Hmgcl-KO Mouse

Hmgcl, also known as 3-hydroxy-3-methylglutaryl-CoA lyase, is a key enzyme. It catalyzes the cleavage of HMG-CoA into acetyl-CoA and acetoacetic acid, serving as a rate-limiting enzyme in ketone body metabolism and being involved in leucine degradation [1,2,3]. It is associated with multiple biological pathways related to energy metabolism and epigenetic regulation. Genetic models are valuable for studying its functions.

In hepatocellular carcinoma (HCC), Hmgcl depletion promoted proliferation and metastasis, while overexpression reversed this trend. Hmgcl-induced β-hydroxybutyrate production increased histone H3K9 acetylation, promoting DPP4 transcription, leading to HCC cells' vulnerability to ferroptosis [1]. In glioblastoma, knockdown of Hmgcl suppressed proliferation and invasion, as Hmgcl-mediated changes in acetyl-CoA levels altered H3K27ac modification, activating the FOXM1/β-catenin pathway [2]. In osteosarcoma, Hmgcl is downregulated, and its overexpression inhibits cell proliferation, migration, and invasion, as well as tumor growth in vivo, by inhibiting the PI3K/AKT/mTOR signaling pathway via β-HB [3]. In lung cancer, Hmgcl is downregulated, and TNFα-mediated phosphorylation by IKKβ promotes its degradation via NEDD4, with overexpression of Hmgcl inhibiting tumorigenicity [4]. In pancreatic cancer, depletion of Hmgcl impedes migration, invasiveness, and tumor growth, while β-OHB (produced by Hmgcl) stimulates metastatic dissemination [5]. In nasopharyngeal carcinoma, inactivation of Hmgcl promotes proliferation and metastasis by suppressing oxidative stress [6]. In benign prostatic hyperplasia, miR-1202 targets Hmgcl to regulate cell proliferation, apoptosis, and epithelial-to-mesenchymal transition [7].

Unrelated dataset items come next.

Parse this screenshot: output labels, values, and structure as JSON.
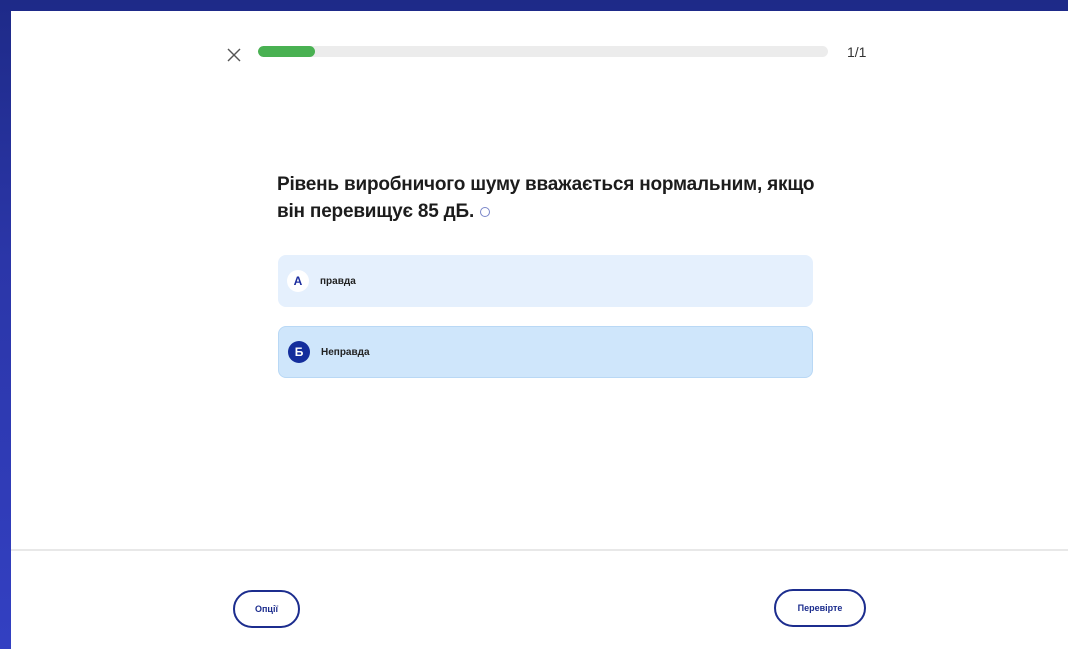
{
  "header": {
    "close_label": "X",
    "progress_fraction": 0.1,
    "progress_count": "1/1"
  },
  "question": {
    "text": "Рівень виробничого шуму вважається нормальним, якщо він перевищує 85 дБ."
  },
  "options": [
    {
      "letter": "А",
      "text": "правда",
      "selected": false
    },
    {
      "letter": "Б",
      "text": "Неправда",
      "selected": true
    }
  ],
  "footer": {
    "options_label": "Опції",
    "check_label": "Перевірте"
  },
  "colors": {
    "background": "#2b36a8",
    "progress_fill": "#49b152",
    "accent": "#1c2d8e",
    "option_bg": "#e5f0fd",
    "option_selected_bg": "#cfe6fb"
  },
  "icons": {
    "close": "close-icon",
    "hint": "hint-icon"
  }
}
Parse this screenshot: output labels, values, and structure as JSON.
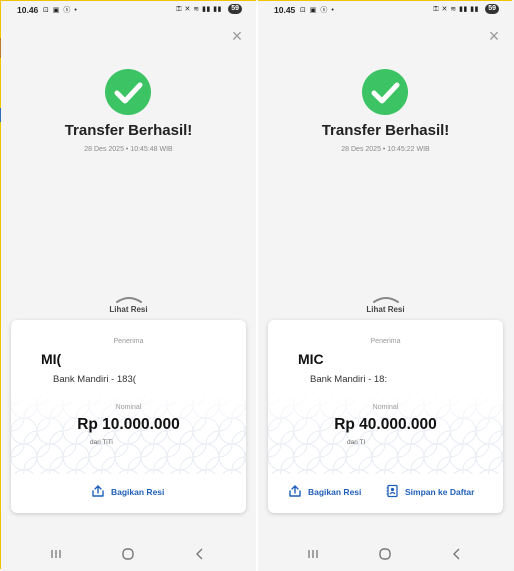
{
  "colors": {
    "success_green": "#3cc363",
    "action_blue": "#1f5fb8",
    "frame_yellow": "#f0c400"
  },
  "screens": [
    {
      "status": {
        "time": "10.46",
        "battery": "59"
      },
      "close_icon": "close-icon",
      "title": "Transfer Berhasil!",
      "timestamp": "28 Des 2025 • 10:45:48 WIB",
      "lihat_resi": "Lihat Resi",
      "receipt": {
        "recipient_label": "Penerima",
        "recipient_name": "MI(",
        "bank_line": "Bank Mandiri - 183(",
        "nominal_label": "Nominal",
        "amount": "Rp 10.000.000",
        "from": "dari TiTi",
        "actions": [
          {
            "label": "Bagikan Resi",
            "icon": "share-icon"
          }
        ]
      }
    },
    {
      "status": {
        "time": "10.45",
        "battery": "59"
      },
      "close_icon": "close-icon",
      "title": "Transfer Berhasil!",
      "timestamp": "28 Des 2025 • 10:45:22 WIB",
      "lihat_resi": "Lihat Resi",
      "receipt": {
        "recipient_label": "Penerima",
        "recipient_name": "MIC",
        "bank_line": "Bank Mandiri - 18:",
        "nominal_label": "Nominal",
        "amount": "Rp 40.000.000",
        "from": "dari TI",
        "actions": [
          {
            "label": "Bagikan Resi",
            "icon": "share-icon"
          },
          {
            "label": "Simpan ke Daftar",
            "icon": "save-contact-icon"
          }
        ]
      }
    }
  ]
}
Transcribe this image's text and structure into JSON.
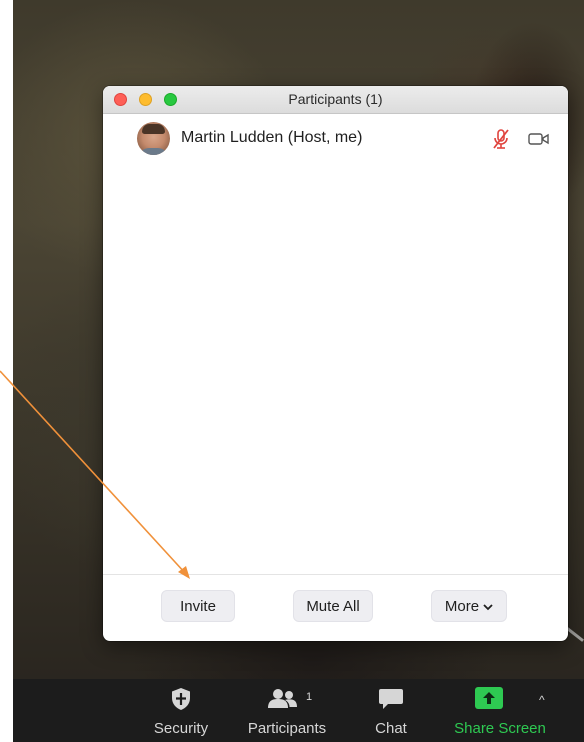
{
  "window": {
    "title": "Participants (1)"
  },
  "participants": [
    {
      "name": "Martin Ludden (Host, me)",
      "mic": "muted",
      "video": "off"
    }
  ],
  "footer": {
    "invite_label": "Invite",
    "mute_all_label": "Mute All",
    "more_label": "More"
  },
  "toolbar": {
    "security_label": "Security",
    "participants_label": "Participants",
    "participants_count": "1",
    "chat_label": "Chat",
    "share_label": "Share Screen"
  },
  "icons": {
    "security": "shield-icon",
    "participants": "people-icon",
    "chat": "chat-bubble-icon",
    "share": "share-up-arrow-icon",
    "mic": "mic-muted-icon",
    "video": "video-off-icon"
  },
  "colors": {
    "share_green": "#2ec952",
    "muted_red": "#e0443e",
    "arrow_orange": "#f0913a",
    "toolbar_bg": "#1c1c1c"
  }
}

In conclusion, Hmgcl plays crucial roles in energy metabolism-related biological processes. Through gene knockout or conditional knockout mouse models and other functional studies, its functions in various cancers and benign prostatic hyperplasia have been revealed. Understanding Hmgcl's functions provides potential therapeutic targets for these diseases.